Гердвиг, перед тем как переступить порог пещеры, последний раз обернулся и наши глаза встретились. Мне даже показалось, что он слегка кивнул, после чего быстро повернулся и решительным шагом вошел вовнутрь.
Толпа замерла в ожидании. Три Слова, которые произнес монах, прозвучали быстро, одно за другим, так что громовое эхо слилось в единый раскат. Но можно было все разобрать. И услышали мы: «Страдание. Ненависть. Страх.»
И тогда, как только умолкло эхо, горы затряслись. Безоблачное небо прорезала молния, а после черная мгла закрыла солнце и стало темно, как ночью. Пораженная толпа вопя и завывая от ужаса ринулась прочь, затаптывая людей и сметая шатры, лишь бы убраться подальше от страшного места. В воздухе стоял убийственный грохот и он с каждым мгновением набирал силу. Я лишь каким-то чудом сумел вскочить в седло и ошалевший от страха конь сам нашел обратную дорогу среди скал.
Чуть позже я потерял сознание.
Пришел в чувство я далеко от проклятой долины. Я лежал на земле, а мой конь спокойно пасся рядом.
Тем же днем, когда я глядел на свое отражение в воде, я заметило, что страшные минуты оставили свой след в виде седой пряди на моей голове.

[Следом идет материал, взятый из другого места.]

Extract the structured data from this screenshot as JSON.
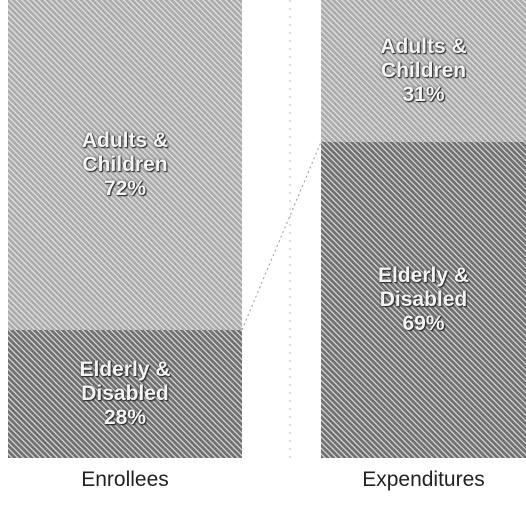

Я возвращался той же дорогой, по которой ехали мы с Афнелем и Гердвигом. Отдыхал у гостеприимных очагов тех же людей, которые принимали нас троих. Некоторые уже знали, что случилось в горах Ширу, другим я рассказывал холодными вечерами о тайне Трех слов и ее тревожащем разрешении. Скоро, однако, выяснилось, что вести о происшедшем опережали мой приезд и тогда случалось, что двери домов оставались закрытыми для меня. Чем дальше я продвигался на восток, тем больше слышал о бандах, рыскающих по окрестностям и об опустошительных грабежах. В городах я видел закрытые лавки и людей, передающих друг другу зловещие новости. Я не удивляюсь их испугу, ибо Неведомое всегда будит страх в сердцах. Но я, который еще три недели назад своими глазами видел пещеру, где погиб Афнель, оставался спокойным.

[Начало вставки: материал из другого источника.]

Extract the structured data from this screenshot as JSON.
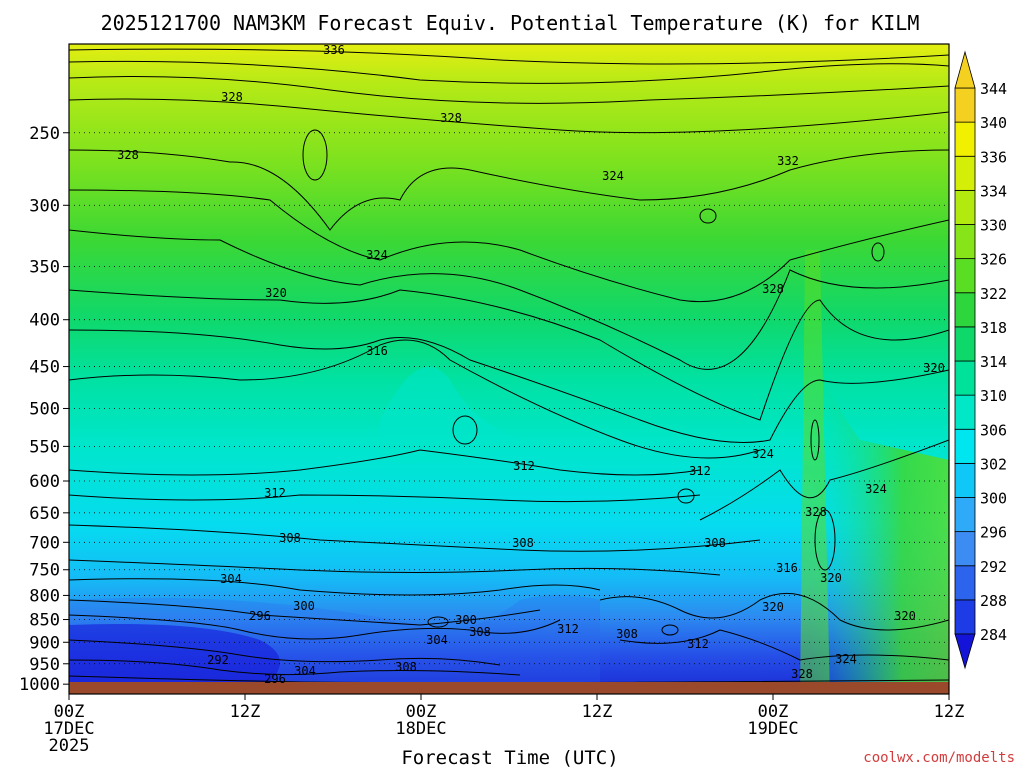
{
  "chart_data": {
    "type": "heatmap",
    "title": "2025121700 NAM3KM Forecast Equiv. Potential Temperature (K) for KILM",
    "xlabel": "Forecast Time (UTC)",
    "ylabel": "",
    "variable": "Equivalent Potential Temperature (K)",
    "x_forecast_hours": [
      0,
      12,
      24,
      36,
      48,
      60
    ],
    "x_tick_labels": [
      [
        "00Z",
        "17DEC",
        "2025"
      ],
      [
        "12Z"
      ],
      [
        "00Z",
        "18DEC"
      ],
      [
        "12Z"
      ],
      [
        "00Z",
        "19DEC"
      ],
      [
        "12Z"
      ]
    ],
    "xlim": [
      0,
      60
    ],
    "y_pressure_hpa": [
      250,
      300,
      350,
      400,
      450,
      500,
      550,
      600,
      650,
      700,
      750,
      800,
      850,
      900,
      950,
      1000
    ],
    "ylim": [
      1025,
      200
    ],
    "y_scale": "log-pressure, inverted",
    "colorbar": {
      "levels": [
        284,
        288,
        292,
        296,
        300,
        302,
        306,
        310,
        314,
        318,
        322,
        326,
        330,
        334,
        336,
        340,
        344
      ],
      "colors": [
        "#1414d8",
        "#1e3ce6",
        "#2c64ee",
        "#3c8cf4",
        "#2eaaf8",
        "#10c8f8",
        "#00e6f0",
        "#00e8c8",
        "#00e29a",
        "#0ed86a",
        "#2ed63e",
        "#5ade24",
        "#86e418",
        "#b2ea10",
        "#d4ee08",
        "#f0f000",
        "#f4d020"
      ],
      "extend": "both"
    },
    "contour_labels": [
      "336",
      "328",
      "328",
      "324",
      "328",
      "332",
      "324",
      "328",
      "320",
      "316",
      "320",
      "312",
      "312",
      "312",
      "324",
      "324",
      "308",
      "308",
      "308",
      "328",
      "304",
      "316",
      "320",
      "300",
      "300",
      "296",
      "304",
      "308",
      "312",
      "308",
      "320",
      "320",
      "312",
      "292",
      "304",
      "308",
      "324",
      "296",
      "328"
    ],
    "ground_color": "#9a4a2a",
    "watermark": "coolwx.com/modelts"
  }
}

Оставался спокойным, несмотря на то. Что по сей день не знаю, было ли сотрясение гор и внезапная ночь среди дня признаком гнева создателя против человека, осмелившегося так понять сотворенный им мир, или же эти события предшествовали передаче власти над миром в руки Гердвига. Если монах верно угадал Три Слова, то об этом скоро узнает весь белый свет. Я уверен, что этот человек не будет колебаться и использует данную ему силу.
Временами назойливая, неотступная мысль терзает мой разум. Если именно страдание, Ненависть и Страх правят нашим миром, то мог ли быть его Создателем Бог? Бог, имя которому — милосердный Избавитель? Так может быть создателем существующего порядка вещей был именно Падший Ангел? Или же мир сотворил все-таки Бог, а Тайна Трех Слов — это изобретенная Сатаной ловушка, долженствующая вводить во искус людей малодушных и уводить их на путь богохульных сомнений?